Расчетливый, амбициозный и самоуверенный щеголь у многих сотрудников вызывал неприязнь и зависть. Но в Москве на эти недостатки не обращали внимания, в центральном аппарате ОГПУ больше ценили его организаторские способности, железную хватку и знание иностранных языков. В 1926 году Никольского перевели в разведку и сразу же назначили на должность легального резидента ИНО под «крышу» советского торгпредства в Париже.
В очередной раз сменив фамилию и став теперь Николаевым, он активно взялся за новое для себя дело и первое, что сделал, так это провел ревизию агентурной сети. Она произвела на него удручающее впечатление. Одни агенты оказалась засвеченными перед контрразведкой, другие бездарно растранжирили оперативные средства, отпускаемые Центром на создание прикрытия — различных коммерческих фирм. Но главные причины низкой результативности, по его мнению, заключались в слабой подготовке сотрудников и уязвимости агентуры, работа с которой в основном велась с официальных позиций. В своих предложениях, направленных на Лубянку, он настаивал на укреплении резидентуры профессионалами, а не партийными назначенцами и переносе центра тяжести в разведывательной работе на нелегальную сеть. В Москве не спешили прислушиваться к мнению новичка, пока сами обстоятельства не заставили руководство ИНО и ОГПУ пересмотреть свою позицию.

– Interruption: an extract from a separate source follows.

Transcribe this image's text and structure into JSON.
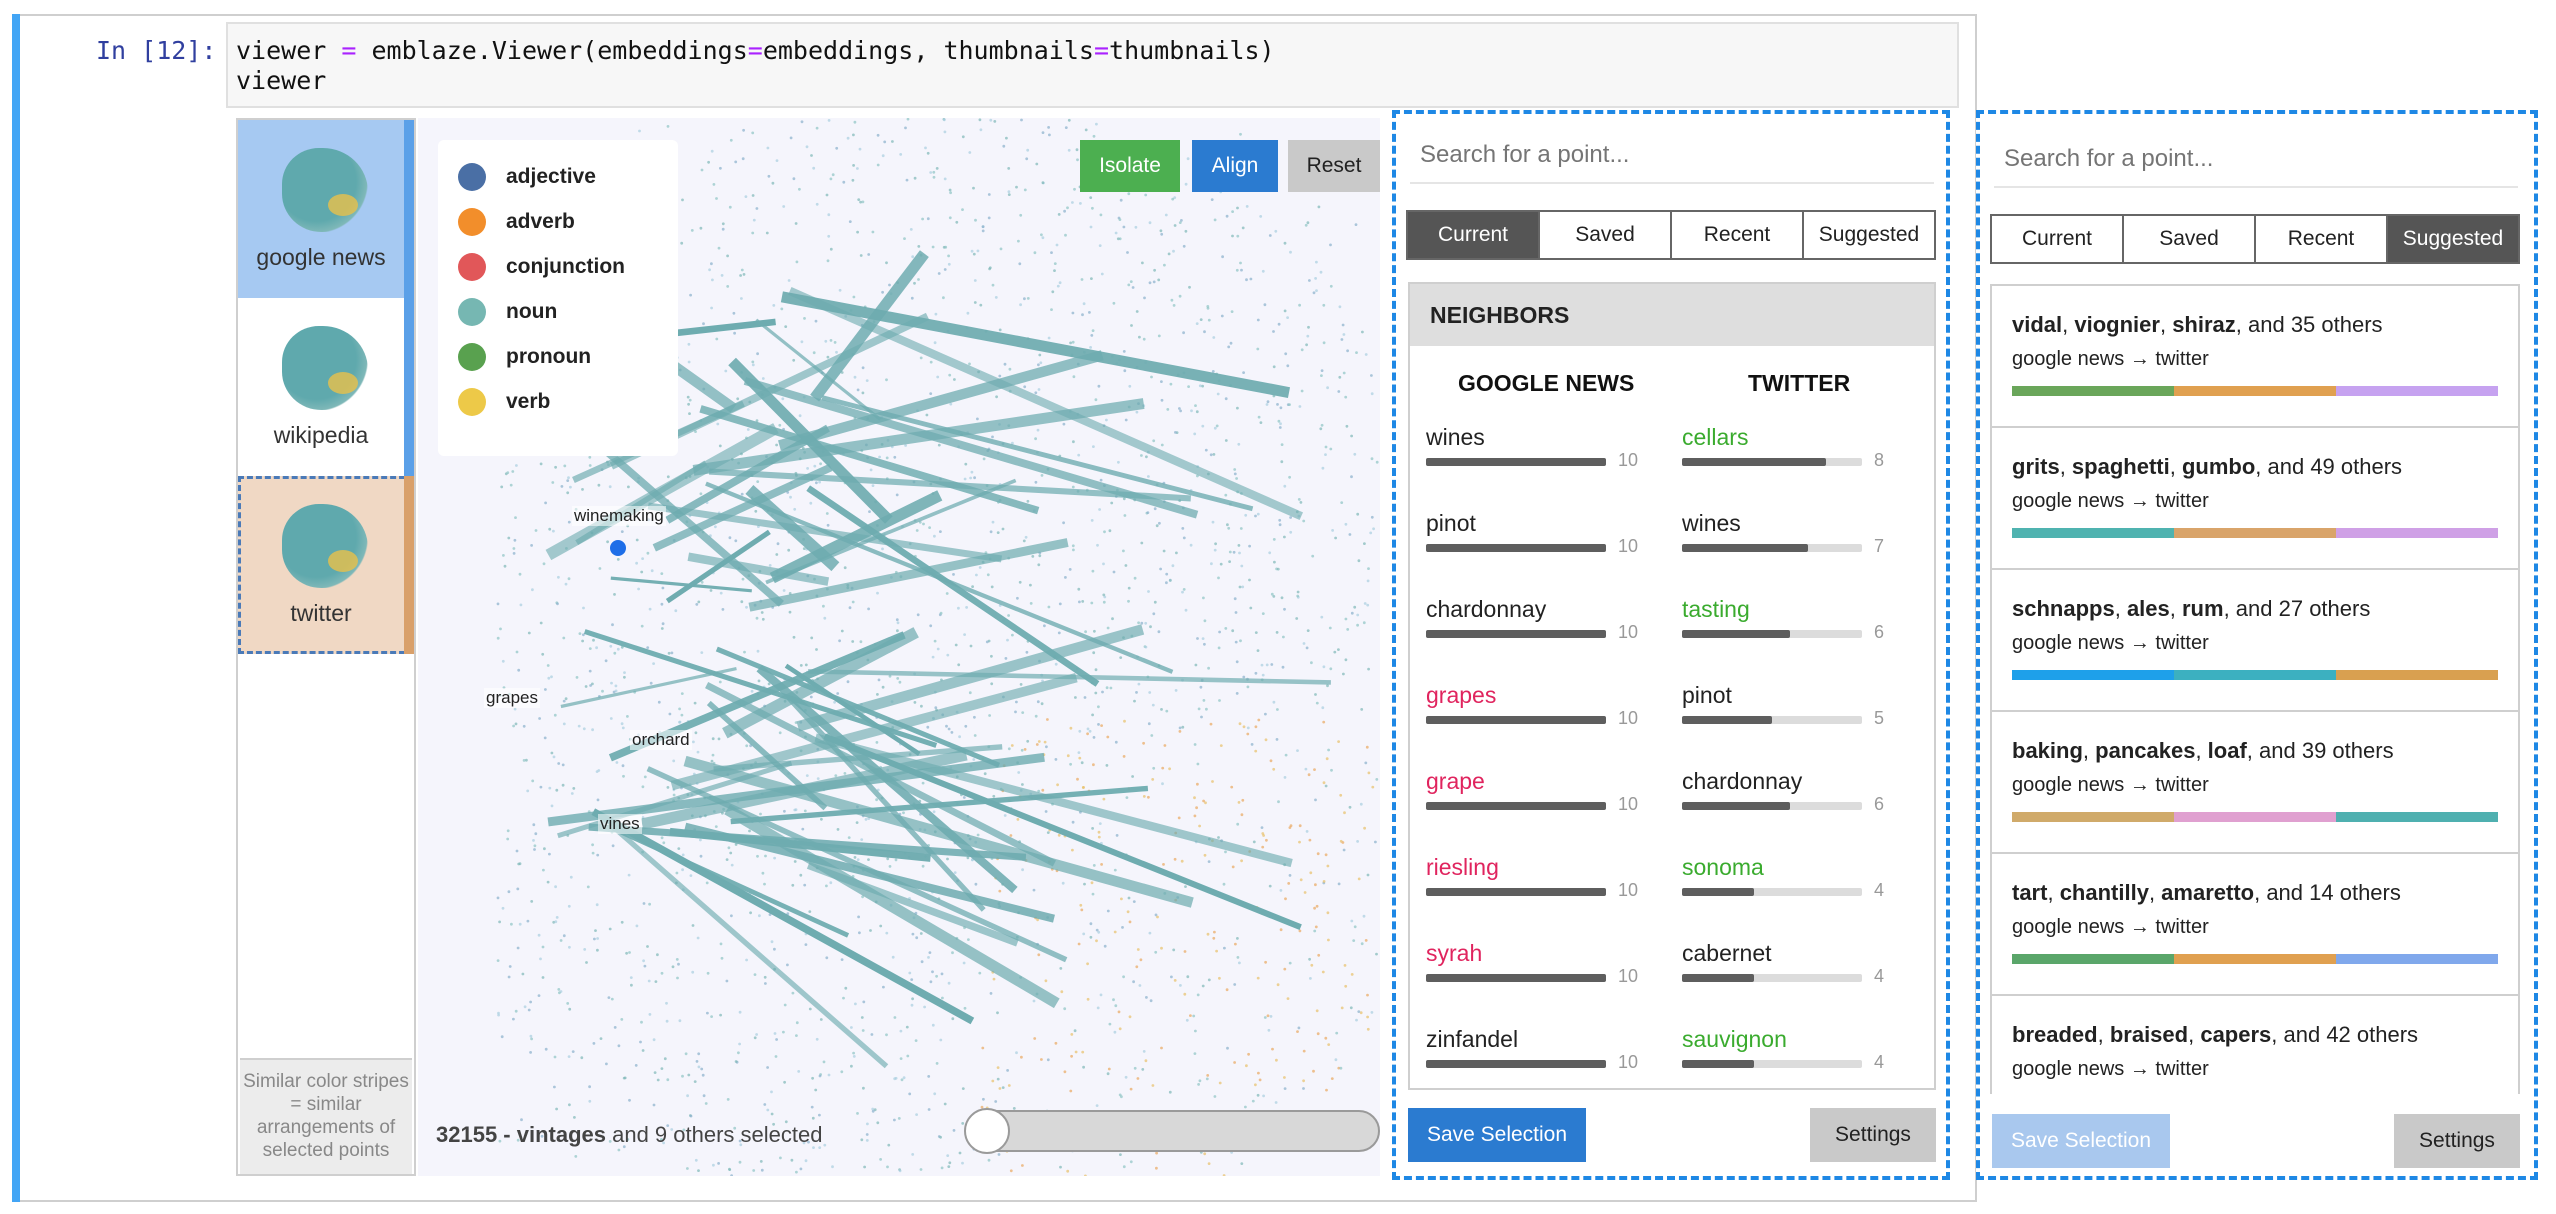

В марте 1927 года в Варшаве польская контрразведка накрыла почти всю советскую разведывательную сеть. И еще не успело ОГПУ оправиться от провала, как снова оказалось в центре нового скандала. Под каток турецкой контрразведки попало торгпредство в Стамбуле. В результате большинство оперативных позиций в Турции оказались утерянными. Спустя месяц, 6 апреля, китайская полиция совершила налет на советское консульство в Пекине, и ее добычей стала значительная часть секретной документации, касавшаяся агентурно‑оперативной работы резидентуры. Но наиболее серьезный урон разведка понесла в Лондоне. Там ей пришлось полностью свернуть работу.